Fazran Zain. Foto: Dokumentasi pribadi.
Fazran Zain. Foto: Dokumentasi pribadi.

Direktur The Aceh Institute, Fajran Zain, khawatir dominasi kekuatan yang disusun Pemerintah Joko Widodo saat menunjuk pejabat militer atau polisi sebagai pejabat gubernur adalah upaya untuk memperpanjang masa jabatan. Kondisi ini diperburuk dengan lemahnya kedudukan oposisi. 


“Jadi, pemerintahan berjalan tanpa ada yang mengawal,” kata Fajran, Selasa, 12 Oktober 2021.

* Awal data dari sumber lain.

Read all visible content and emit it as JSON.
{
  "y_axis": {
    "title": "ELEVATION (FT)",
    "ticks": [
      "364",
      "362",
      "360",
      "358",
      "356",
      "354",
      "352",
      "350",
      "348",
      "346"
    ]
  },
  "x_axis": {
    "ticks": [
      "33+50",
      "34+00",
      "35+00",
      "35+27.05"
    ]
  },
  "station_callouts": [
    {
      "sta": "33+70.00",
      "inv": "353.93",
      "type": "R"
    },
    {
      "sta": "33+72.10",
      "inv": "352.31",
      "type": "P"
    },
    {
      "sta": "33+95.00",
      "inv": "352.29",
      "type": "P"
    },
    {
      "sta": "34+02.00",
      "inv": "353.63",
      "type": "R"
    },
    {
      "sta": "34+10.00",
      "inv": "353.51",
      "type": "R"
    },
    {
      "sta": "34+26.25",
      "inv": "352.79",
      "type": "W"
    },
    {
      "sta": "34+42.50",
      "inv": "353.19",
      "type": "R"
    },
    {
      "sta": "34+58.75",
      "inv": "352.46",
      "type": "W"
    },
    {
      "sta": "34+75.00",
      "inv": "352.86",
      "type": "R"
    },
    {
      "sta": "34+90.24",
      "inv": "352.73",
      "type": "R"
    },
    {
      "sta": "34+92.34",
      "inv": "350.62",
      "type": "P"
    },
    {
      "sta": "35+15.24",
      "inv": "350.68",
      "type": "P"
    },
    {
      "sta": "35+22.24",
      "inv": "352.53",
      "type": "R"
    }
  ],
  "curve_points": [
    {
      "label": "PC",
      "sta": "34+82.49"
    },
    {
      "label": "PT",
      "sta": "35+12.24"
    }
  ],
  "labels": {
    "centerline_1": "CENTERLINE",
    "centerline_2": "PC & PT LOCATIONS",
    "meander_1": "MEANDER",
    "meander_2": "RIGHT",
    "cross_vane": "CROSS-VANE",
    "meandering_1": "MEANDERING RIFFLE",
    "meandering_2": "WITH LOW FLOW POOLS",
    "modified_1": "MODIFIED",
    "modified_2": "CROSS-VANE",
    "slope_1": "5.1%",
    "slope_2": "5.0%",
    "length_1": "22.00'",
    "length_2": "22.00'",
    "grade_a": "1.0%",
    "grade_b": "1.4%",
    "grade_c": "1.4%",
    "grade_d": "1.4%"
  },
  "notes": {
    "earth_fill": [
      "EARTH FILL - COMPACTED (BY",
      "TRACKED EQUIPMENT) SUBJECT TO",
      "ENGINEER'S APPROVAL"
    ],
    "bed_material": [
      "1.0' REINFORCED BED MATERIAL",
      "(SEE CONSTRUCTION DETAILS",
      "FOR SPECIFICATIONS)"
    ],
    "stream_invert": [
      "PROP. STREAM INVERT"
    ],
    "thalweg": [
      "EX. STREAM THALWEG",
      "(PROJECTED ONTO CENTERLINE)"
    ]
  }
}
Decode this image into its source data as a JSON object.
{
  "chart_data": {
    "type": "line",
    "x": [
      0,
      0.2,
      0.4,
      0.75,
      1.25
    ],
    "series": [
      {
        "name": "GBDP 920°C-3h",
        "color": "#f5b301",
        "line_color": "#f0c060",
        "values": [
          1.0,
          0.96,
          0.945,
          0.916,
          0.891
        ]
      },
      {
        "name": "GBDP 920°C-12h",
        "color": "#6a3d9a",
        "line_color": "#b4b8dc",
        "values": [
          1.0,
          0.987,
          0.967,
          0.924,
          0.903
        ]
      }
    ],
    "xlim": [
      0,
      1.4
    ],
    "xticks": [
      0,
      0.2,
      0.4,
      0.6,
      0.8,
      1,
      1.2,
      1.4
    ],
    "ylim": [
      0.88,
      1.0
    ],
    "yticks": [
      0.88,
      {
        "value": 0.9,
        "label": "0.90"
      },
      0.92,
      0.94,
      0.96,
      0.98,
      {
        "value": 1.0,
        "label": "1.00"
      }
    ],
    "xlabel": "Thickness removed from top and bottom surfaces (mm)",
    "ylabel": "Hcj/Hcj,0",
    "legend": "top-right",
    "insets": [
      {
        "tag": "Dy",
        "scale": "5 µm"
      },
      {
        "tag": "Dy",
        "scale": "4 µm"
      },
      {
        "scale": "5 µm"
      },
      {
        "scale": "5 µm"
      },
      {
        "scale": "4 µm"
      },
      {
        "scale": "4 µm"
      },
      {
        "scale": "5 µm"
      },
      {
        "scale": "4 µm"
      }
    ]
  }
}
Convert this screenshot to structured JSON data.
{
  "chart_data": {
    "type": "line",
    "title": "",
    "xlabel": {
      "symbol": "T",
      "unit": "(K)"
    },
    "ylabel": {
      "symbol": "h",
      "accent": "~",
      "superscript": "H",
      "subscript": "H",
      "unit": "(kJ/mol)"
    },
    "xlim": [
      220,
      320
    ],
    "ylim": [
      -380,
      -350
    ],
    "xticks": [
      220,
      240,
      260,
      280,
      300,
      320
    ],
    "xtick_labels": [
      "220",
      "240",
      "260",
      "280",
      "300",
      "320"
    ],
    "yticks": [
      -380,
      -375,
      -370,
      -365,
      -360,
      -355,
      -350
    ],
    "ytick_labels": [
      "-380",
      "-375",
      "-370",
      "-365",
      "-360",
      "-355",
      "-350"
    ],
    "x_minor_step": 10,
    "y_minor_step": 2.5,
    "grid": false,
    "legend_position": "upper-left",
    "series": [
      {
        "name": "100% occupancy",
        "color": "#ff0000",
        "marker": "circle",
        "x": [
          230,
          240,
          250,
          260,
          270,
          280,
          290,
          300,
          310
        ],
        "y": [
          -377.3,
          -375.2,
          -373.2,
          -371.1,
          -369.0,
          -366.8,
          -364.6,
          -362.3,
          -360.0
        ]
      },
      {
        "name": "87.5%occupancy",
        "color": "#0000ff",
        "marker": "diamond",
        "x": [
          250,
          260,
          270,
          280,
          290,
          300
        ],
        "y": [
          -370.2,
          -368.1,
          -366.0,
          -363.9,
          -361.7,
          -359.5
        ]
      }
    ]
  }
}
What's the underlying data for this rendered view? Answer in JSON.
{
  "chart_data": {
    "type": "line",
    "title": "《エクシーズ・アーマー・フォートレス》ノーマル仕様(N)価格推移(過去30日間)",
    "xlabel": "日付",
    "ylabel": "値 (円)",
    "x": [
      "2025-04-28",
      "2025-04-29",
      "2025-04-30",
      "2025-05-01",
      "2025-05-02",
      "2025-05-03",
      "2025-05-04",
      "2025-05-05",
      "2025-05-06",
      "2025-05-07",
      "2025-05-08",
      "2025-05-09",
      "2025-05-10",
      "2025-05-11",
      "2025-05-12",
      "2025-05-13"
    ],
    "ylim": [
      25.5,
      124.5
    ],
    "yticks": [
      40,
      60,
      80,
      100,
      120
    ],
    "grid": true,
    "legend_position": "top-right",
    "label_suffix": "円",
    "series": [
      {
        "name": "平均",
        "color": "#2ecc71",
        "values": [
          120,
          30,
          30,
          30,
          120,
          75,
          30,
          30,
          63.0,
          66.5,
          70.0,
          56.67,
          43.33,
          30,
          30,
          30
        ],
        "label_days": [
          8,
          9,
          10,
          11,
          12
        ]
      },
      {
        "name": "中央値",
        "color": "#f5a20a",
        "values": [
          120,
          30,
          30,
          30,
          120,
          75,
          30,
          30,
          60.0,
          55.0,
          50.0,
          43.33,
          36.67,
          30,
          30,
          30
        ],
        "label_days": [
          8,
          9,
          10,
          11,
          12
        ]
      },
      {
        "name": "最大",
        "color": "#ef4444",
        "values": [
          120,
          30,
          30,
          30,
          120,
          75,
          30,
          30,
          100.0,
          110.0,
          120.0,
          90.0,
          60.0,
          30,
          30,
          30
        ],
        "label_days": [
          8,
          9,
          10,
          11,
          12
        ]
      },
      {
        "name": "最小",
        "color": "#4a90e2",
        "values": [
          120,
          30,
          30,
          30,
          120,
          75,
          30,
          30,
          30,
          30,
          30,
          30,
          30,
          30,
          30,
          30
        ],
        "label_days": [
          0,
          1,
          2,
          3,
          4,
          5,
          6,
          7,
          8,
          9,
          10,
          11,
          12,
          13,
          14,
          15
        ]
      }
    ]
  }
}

Situasi ini dinilai Fajran berbahaya. Tanpa pengawalan, maka akan banyak kemungkinan tindakan pemerintah yang bertentangan dengan demokrasi. Salah satunya adalah wacana perpanjangan masa jabatan presiden. 

Bentuk perpanjangan itu, kata Fajran, bukan presiden tiga periode. Karena usulan itu akan menimbulkan pertentangan terbuka. Pemerintah Joko Widodo, kata Fajran, mungkin menggunakan alasan pandemi Covid-19 yang memaksa pemilihan presiden tidak akan digelar pada 2024. 

Jika diperpanjang, kata Fajran, maka secara otomatis negara ini akan dikendalikan oleh PDI Perjuangan. Karena seorang pejabat gubernur yang ditunjuk oleh Menteri Dalam Negeri, yang berlatar belakang atau berafiliasi dengan PDI Perjuangan, tidak akan berani membantah perintah atasannya. 

“Akhirnya rezim ini membangun kekuatan yang semakin kokoh,” kata Fajran.